Certo, avrei preferito evitare tanti sbagli, ma ho sempre pensato che l’unico modo che abbiamo per imparare è avere la possibilità di sbagliare. Quindi, dopo i tanti passi falsi, sono finalmente riuscito a trovare la mia strada e, dopo tanti anni da professionista in cui non potevo certo chiamare lavoro quello che facevo, ho ritrovato un’altra professione che ancora oggi non riesco a reputare un lavoro. Per questo mi ritengo un uomo molto fortunato. 

 

Riccardo Pittis è a tutti gli effetti un professionista certificato della crescita personale. Che cosa fa nello specifico un Mental Coach?

Dopo tante esperienze andate male ho trovato me stesso diventando Mental Coach. Lo sono diventato soprattutto perché volevo dare una spiegazione a quella che era stata la mia carriera sportiva e a cosa mi aveva permesso di ottenere determinati risultati. Inoltre, volevo capire come sfruttare al meglio il potenziale della mente. Ho sempre pensato che la differenza tra un buon giocatore ed un campione sta proprio nell’approccio mentale. Per questo motivo, un Mental Coach aiuta le persone a tirare fuori il proprio potenziale e trovare quelle forze nascoste e inconsce, che molto spesso non sanno di avere, un po’ come nel mio caso con l’utilizzo della mano sinistra, in modo tale che ognuno possa raggiungere i propri obiettivi sia sul piano personale che professionale.

 

a Caccia di... soft skillCon l’amica Maurizia Cacciatori e altre leggende dello sport italiano, hai contribuito a dare vita al progetto “a Caccia di… soft skills”. Che valore aggiunto può portare un ex campione dello sport all’interno di un’impresa? E soprattutto, perché la necessità di focalizzare l’attenzione sulle soft skills?

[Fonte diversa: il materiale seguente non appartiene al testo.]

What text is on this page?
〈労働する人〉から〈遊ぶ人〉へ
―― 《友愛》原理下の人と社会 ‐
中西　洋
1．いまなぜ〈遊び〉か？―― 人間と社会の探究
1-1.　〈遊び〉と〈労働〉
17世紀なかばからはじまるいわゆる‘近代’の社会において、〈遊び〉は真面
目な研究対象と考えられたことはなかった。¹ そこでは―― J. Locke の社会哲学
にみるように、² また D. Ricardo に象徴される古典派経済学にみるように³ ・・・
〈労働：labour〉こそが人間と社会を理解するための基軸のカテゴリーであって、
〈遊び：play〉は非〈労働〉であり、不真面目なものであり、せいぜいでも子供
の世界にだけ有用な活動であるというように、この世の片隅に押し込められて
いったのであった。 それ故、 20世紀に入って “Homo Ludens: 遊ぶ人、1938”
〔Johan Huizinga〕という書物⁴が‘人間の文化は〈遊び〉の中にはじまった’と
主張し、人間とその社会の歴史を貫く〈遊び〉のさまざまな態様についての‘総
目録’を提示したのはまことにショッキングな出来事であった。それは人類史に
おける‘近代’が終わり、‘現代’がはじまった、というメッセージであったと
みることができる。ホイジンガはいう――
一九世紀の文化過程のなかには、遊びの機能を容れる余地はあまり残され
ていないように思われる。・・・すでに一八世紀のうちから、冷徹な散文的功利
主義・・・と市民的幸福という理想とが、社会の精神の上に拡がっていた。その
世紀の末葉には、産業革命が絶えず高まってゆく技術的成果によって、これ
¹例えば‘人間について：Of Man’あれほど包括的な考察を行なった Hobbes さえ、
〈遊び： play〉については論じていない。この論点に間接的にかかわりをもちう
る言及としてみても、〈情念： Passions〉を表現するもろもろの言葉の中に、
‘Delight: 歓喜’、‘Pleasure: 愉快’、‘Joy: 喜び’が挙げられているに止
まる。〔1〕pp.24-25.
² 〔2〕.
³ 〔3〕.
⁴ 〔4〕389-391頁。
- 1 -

Da quando faccio questa professione una delle cose che cerco di portare nelle aziende con cui lavoro è proprio il concetto di similarità tra sport e azienda. Essi sembrano apparentemente due mondi lontani e diversi ma invece hanno tantissimi punti in comune, soprattutto perché hanno un elemento fondamentale che li avvicina, ossia il fattore umano. Quando una o più persone interagiscono tra di loro per ottenere un obiettivo, si sviluppano quelle dinamiche di squadra che sono proprie sia di un team sportivo sia di un gruppo di lavoro. Per questo motivo l’esperienza sportiva può aiutare molto le aziende.

Tante situazioni che noi atleti abbiamo già sperimentato e vissuto sul campo, possono infatti essere trasportate nel quotidiano lavorativo. Questo è il motivo per cui per un’azienda è importante avere un punto di vista esterno rispetto alla loro specifica attività.

Ed è proprio da qui che è nata l’idea con Maurizia Cacciatori, Massimiliano Rosolino, Josefa Idem e Giusy Versace di mettere a disposizione un prodotto formativo che focalizzasse l’attenzione sulle Soft Skills, il lavoro che non è solo tecnica ma è anche e soprattutto mentalità, leadership, team building, team playing etc.

Tutti concetti che possono essere presi dall’esperienza sportiva e tradotti nel quotidiano lavorativo dei collaboratori di un’azienda.